It should be noted that a permanent operational oceanographic system with both monitoring components (observation/modelling) in place has not yet been established
in Croatia. In the last decade there have been some periodic and intensive monitoring programmes with the participation of Croatian institutions, covering the entire area of the Adriatic (ADRICOSM Project (Acta Adriatica 2006); Adriatic Sea Monitoring Programme (Andročec et al. 2009)), or only parts of the Adriatic basin (MAT Project (Science of the Total Environment 2005); the Croatian National Monitoring Programme Dorsomorphin (www.cim.irb.hr/projekti/projekt-jadran/)).
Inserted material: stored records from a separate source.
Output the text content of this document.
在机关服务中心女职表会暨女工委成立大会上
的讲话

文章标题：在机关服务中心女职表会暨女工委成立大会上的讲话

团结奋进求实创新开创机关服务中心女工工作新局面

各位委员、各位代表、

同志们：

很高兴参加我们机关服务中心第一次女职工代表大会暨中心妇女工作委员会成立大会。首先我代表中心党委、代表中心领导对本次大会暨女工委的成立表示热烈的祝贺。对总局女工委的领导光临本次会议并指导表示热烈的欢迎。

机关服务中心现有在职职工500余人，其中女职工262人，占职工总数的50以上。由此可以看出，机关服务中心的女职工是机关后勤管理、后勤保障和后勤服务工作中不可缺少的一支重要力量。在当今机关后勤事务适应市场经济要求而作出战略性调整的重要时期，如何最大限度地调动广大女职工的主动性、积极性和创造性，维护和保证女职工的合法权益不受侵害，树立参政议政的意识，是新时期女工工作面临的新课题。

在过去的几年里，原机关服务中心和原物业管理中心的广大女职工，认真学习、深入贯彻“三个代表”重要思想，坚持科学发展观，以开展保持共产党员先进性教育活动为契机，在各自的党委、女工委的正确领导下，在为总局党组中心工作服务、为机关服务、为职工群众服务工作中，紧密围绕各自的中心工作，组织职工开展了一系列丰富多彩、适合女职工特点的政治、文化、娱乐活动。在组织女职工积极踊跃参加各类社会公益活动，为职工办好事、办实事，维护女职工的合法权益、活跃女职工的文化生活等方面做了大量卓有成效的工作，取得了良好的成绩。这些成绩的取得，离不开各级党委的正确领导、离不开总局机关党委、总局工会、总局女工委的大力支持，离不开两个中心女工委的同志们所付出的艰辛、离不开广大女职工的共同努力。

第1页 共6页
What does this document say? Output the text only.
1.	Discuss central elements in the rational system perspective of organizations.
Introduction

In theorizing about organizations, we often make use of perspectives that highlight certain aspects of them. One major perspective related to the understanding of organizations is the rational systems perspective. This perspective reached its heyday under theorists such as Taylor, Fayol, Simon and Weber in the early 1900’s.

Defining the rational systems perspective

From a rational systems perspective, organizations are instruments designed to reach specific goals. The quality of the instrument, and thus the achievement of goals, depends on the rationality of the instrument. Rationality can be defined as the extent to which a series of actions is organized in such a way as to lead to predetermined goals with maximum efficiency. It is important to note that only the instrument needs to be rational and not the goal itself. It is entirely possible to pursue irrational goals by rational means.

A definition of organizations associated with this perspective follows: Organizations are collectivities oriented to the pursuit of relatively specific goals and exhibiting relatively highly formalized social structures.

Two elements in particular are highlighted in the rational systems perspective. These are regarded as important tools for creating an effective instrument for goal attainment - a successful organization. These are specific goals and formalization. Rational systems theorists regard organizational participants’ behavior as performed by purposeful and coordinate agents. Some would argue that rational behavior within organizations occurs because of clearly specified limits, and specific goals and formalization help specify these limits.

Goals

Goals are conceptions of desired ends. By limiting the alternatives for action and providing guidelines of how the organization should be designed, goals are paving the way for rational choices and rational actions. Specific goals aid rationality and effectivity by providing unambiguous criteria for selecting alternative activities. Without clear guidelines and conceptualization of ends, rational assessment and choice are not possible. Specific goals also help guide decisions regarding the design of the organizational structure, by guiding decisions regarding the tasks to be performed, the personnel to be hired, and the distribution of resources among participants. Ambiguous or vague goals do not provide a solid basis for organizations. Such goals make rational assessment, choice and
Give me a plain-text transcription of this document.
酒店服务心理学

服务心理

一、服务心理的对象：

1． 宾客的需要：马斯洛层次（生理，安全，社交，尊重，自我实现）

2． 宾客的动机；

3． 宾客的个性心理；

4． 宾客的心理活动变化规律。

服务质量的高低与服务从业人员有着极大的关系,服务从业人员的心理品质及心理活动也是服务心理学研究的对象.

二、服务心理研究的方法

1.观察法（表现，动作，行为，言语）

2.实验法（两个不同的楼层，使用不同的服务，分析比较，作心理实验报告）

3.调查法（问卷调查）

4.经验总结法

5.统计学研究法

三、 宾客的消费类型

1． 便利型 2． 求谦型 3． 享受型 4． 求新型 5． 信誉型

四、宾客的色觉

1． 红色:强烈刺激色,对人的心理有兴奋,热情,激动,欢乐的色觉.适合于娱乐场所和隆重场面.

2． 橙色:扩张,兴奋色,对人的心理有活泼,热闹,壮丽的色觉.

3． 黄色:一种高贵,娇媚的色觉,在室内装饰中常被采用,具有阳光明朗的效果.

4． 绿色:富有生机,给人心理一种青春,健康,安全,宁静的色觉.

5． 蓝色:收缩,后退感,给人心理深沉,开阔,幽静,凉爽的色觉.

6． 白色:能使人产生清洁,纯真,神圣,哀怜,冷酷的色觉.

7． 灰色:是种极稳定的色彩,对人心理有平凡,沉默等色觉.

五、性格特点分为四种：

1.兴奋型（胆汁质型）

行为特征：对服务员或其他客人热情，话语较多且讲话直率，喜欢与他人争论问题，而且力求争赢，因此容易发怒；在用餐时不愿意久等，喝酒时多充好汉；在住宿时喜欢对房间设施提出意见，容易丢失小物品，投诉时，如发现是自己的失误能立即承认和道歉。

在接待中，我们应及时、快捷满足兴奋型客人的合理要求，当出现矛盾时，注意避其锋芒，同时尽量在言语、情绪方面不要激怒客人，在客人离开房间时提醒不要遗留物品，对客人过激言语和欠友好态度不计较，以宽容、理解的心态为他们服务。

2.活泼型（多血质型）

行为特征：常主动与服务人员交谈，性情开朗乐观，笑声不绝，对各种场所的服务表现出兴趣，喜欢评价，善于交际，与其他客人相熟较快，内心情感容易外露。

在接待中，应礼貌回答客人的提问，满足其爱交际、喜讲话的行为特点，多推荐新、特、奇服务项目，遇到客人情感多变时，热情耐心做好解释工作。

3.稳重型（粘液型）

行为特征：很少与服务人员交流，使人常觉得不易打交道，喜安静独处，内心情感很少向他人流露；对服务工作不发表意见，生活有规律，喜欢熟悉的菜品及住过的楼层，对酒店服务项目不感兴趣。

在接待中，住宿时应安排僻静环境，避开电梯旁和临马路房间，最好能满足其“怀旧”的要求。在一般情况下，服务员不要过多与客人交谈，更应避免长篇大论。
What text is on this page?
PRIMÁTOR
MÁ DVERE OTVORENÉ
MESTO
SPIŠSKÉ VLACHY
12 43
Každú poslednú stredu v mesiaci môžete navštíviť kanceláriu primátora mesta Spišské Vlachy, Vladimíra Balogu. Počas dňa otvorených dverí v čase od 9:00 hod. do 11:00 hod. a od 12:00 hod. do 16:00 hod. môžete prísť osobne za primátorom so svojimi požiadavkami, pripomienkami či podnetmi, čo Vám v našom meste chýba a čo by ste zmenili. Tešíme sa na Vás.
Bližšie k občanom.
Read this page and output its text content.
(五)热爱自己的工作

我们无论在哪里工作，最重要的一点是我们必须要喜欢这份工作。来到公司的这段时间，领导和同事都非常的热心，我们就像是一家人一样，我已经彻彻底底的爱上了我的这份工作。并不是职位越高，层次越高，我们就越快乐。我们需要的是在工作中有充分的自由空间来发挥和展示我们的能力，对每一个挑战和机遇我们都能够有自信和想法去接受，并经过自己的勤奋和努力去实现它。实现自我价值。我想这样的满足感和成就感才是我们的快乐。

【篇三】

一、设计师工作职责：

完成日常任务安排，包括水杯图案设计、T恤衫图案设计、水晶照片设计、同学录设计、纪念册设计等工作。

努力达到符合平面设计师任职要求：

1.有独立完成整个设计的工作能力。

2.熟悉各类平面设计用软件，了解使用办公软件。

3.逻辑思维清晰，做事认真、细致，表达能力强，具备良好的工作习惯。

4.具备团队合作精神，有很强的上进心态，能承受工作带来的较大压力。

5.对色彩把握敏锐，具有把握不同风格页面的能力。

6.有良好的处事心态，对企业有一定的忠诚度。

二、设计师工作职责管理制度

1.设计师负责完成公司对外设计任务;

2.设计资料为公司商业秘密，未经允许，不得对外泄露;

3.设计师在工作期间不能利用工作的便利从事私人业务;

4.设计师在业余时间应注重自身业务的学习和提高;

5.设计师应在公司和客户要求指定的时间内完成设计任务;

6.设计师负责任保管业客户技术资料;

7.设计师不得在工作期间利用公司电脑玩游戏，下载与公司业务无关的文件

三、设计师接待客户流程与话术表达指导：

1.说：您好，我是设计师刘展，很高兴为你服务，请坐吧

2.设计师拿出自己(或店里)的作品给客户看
For the purpose of detecting the spread buy Tofacitinib of oil spills within the Adriatic area, the SAR/GIS monitoring system (Morović & Ivanov 2011) is already in place but has not been followed up with numerical model implementation at operational level for forecasting and strategic decision-making. In the early morning hours of 6 February 2008, a Turkish freighter caught fire in the Adriatic Sea 13 nautical miles west of the town of Rovinj (Figure 1). An SOS was sent at 04:04 hrs local time. The 193 m long ship was sailing from Istanbul in Turkey to Trieste in Italy and was carrying 200 trucks and nine tons of hazardous material, in addition to a few hundred tons of ship fuel, causing fears of environmental damage. of As the fire had started inside the ship (Figure 1), there was no way of extinguishing it from the outside. Motivated by this incident, we conducted a numerical analysis with hypothetical scenarios of oil spreading resulting from a 12-hour continuous crude oil spill from a stationary ship at 18.5 kg s− 1, reaching a total amount of 800 tons. Therefore, the present study includes several steps: a) running a numerical
model that defines a three-dimensional unsteady and non-uniform sea current, temperature and salinity fields for the continuous period 1 January–15 November 2008; b) running an oil pollution transport model based on reactive and dispersive processes, also accounting for the intense surface horizontal spreading in the first stage after the oil spill. Analysis of wind data for the position of the ‘Und Adriyatik’ when it failed (Figure 1) during the sea circulation simulation period (1 January–15 November 2008) shows seven situations in which the wind, regardless of its direction, had a speed higher than 7 m s− 1 continuously for 24 hours.